In order to expand mAb modeling from not only describing plasma pharmacokinetics, but also tissue concentration‐time profiles, as well as to facilitate a more mechanistic understanding of the impact of drug disposition processes of mAbs, such as TMDD, convective extravasation, FcRn recycling, and proteolytic degradation, PBPK models have more recently been increasingly applied to characterize the complex disposition kinetics of therapeutically used mAbs.101 A recent example for a full PBPK model includes 16 tissue compartments, each further divided into vascular, endosomal, interstitial, and cellular subcompartments, as well as physiological parameters for four species (mouse, rat, monkey, and human), different vascular reflection coefficients for different tissues, use of an association and dissociation constants between mAb and FcRn, degradation rates for FcRn unbound mAb, and use of pinocytosis clearance.102

Minimal PBPK modeling can be seen as a middle ground between classical compartmental modeling and full PBPK modeling that allows for the incorporation of mechanistic key elements in drug disposition without the need for extensive collections of estimated physiologic and theoretical parameters. In a recent minimal PBPK model, the compartmental complexity was reduced to two groups of tissues, the leaky and tight distribution volumes according to their vascular endothelium structure.26 These kind of reductionist modeling approaches still allow consideration of many mechanistic and conceptual features of mAb drug disposition, but at the same time are not dependent on the assumptions of model parameters that cannot reliably be measured, accessed, or estimated.

Population variability

Although there is substantial heterogeneity in drug disposition and pharmacokinetics of mAbs, particularly if saturable distribution and elimination processes are involved, many of the therapeutically used mAbs exhibit similar PK behavior that is analogous to endogenous IgG molecules.
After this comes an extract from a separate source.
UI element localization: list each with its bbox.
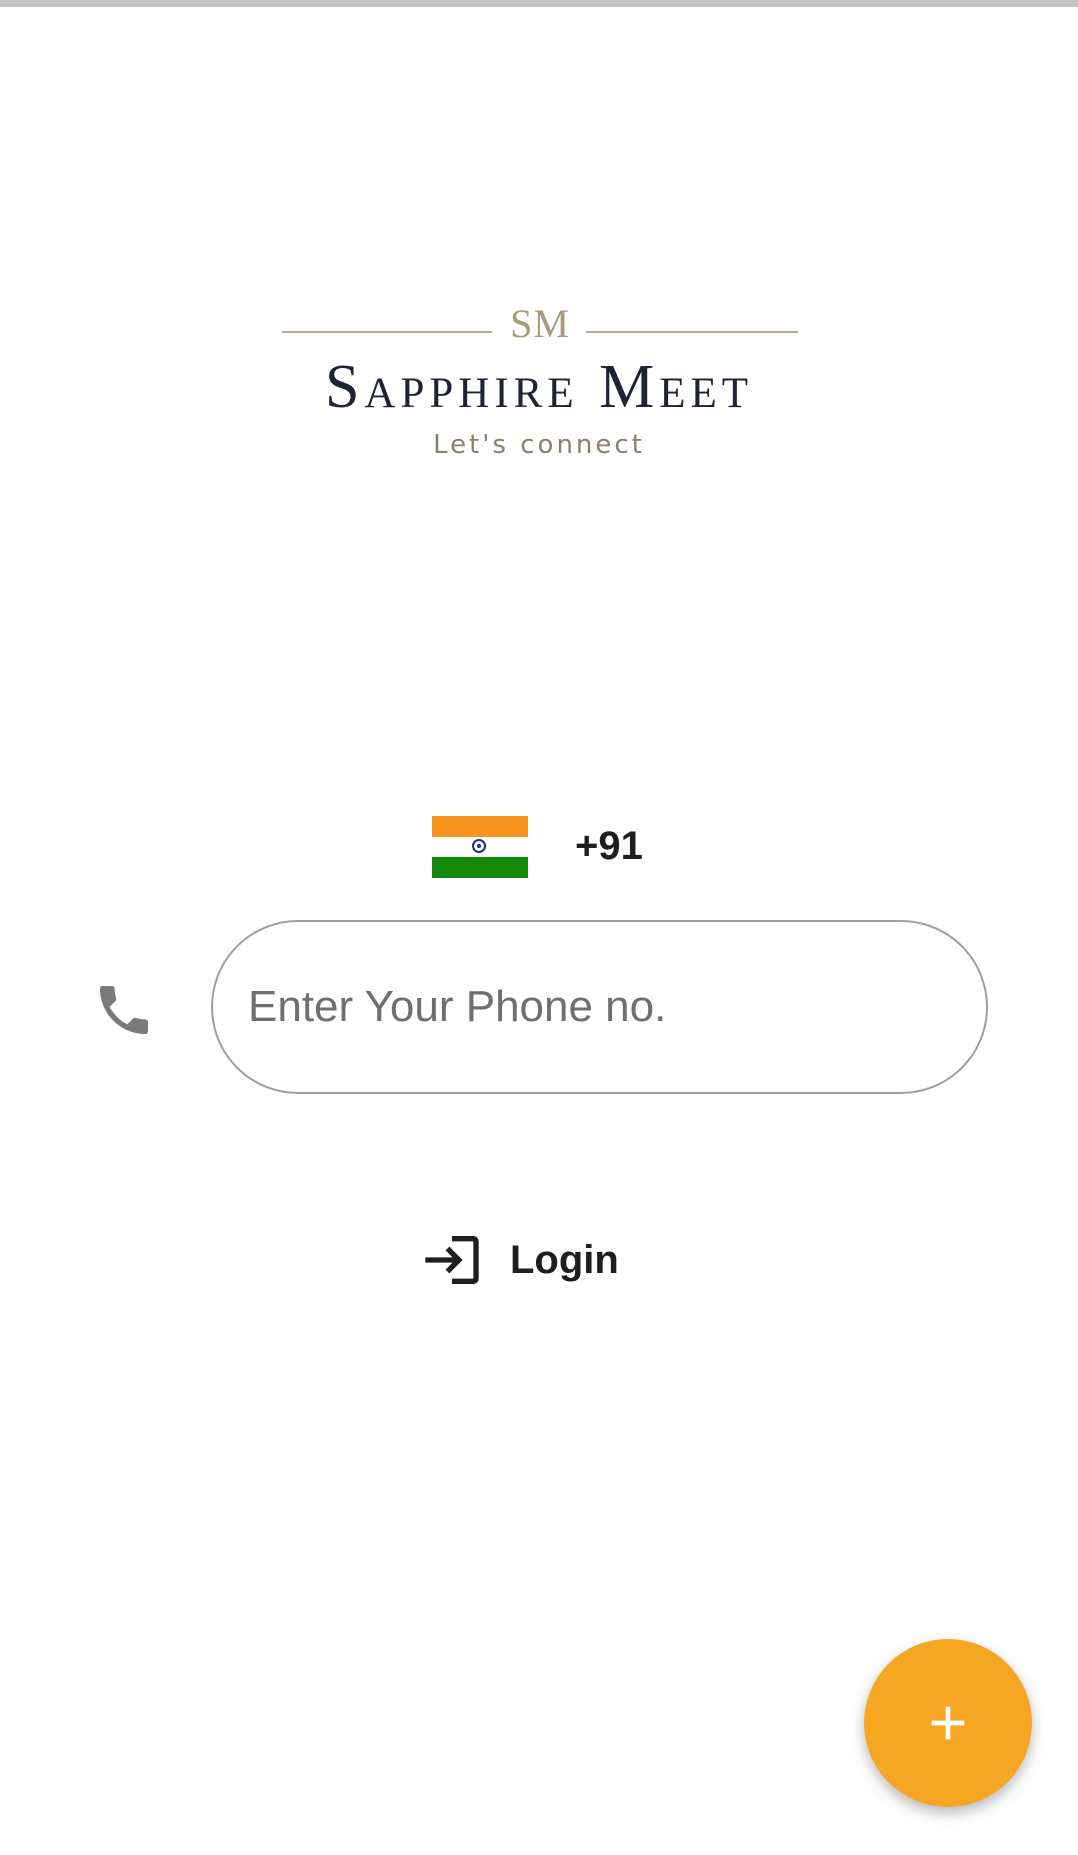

Population estimates of the volumes of distribution in the central (Vc) and peripheral (Vp) compartments are typically small, with median values of 3.1 (range, 2.4–5.5) L and 2.8 (range, 1.3–6.8) L, respectively, reflecting the limited ability of mAbs as large protein molecules to leave the vascular space.4 The estimated between‐subject variability in the Vc was usually moderate, with a median coefficient of variation of 26%.4 Much more limited information is available on the between‐subject variability in other distribution‐related parameters, such as the Vp and intercompartmental clearance. The clearance of mAbs with linear elimination characteristics or at concentrations when target‐mediated drug disposition processes are saturated typically ranged from 0.2–0.5 L/day, which is relatively close to the estimated clearance of endogenous IgG of 0.21 L/day. The between‐subject variability in clearance was moderate with a median coefficient of variation of 33%, ranging from 20–59%.4 Similar results have been obtained with a population pharmacokinetics‐based meta‐analysis of four mAbs.103 These values, however, may further be modulated by the various product‐specific and patient‐specific factors, as outlined earlier in this article.

CONCLUSION

MAbs are a unique class of therapeutics that exhibit PK behavior determined and controlled by the specific mechanisms and processes involved in their disposition. Although there are substantial differences in the pharmacokinetics of individual mAbs, their general behavior can still be considered a class property as it is driven by and similar to their endogenous counterpart IgG. The mAb PK properties, however, can be further modulated by the various factors outlined in this article, and further deviation from class behavior may be expected with the increasing utilization of protein engineering to modify the IgG scaffold.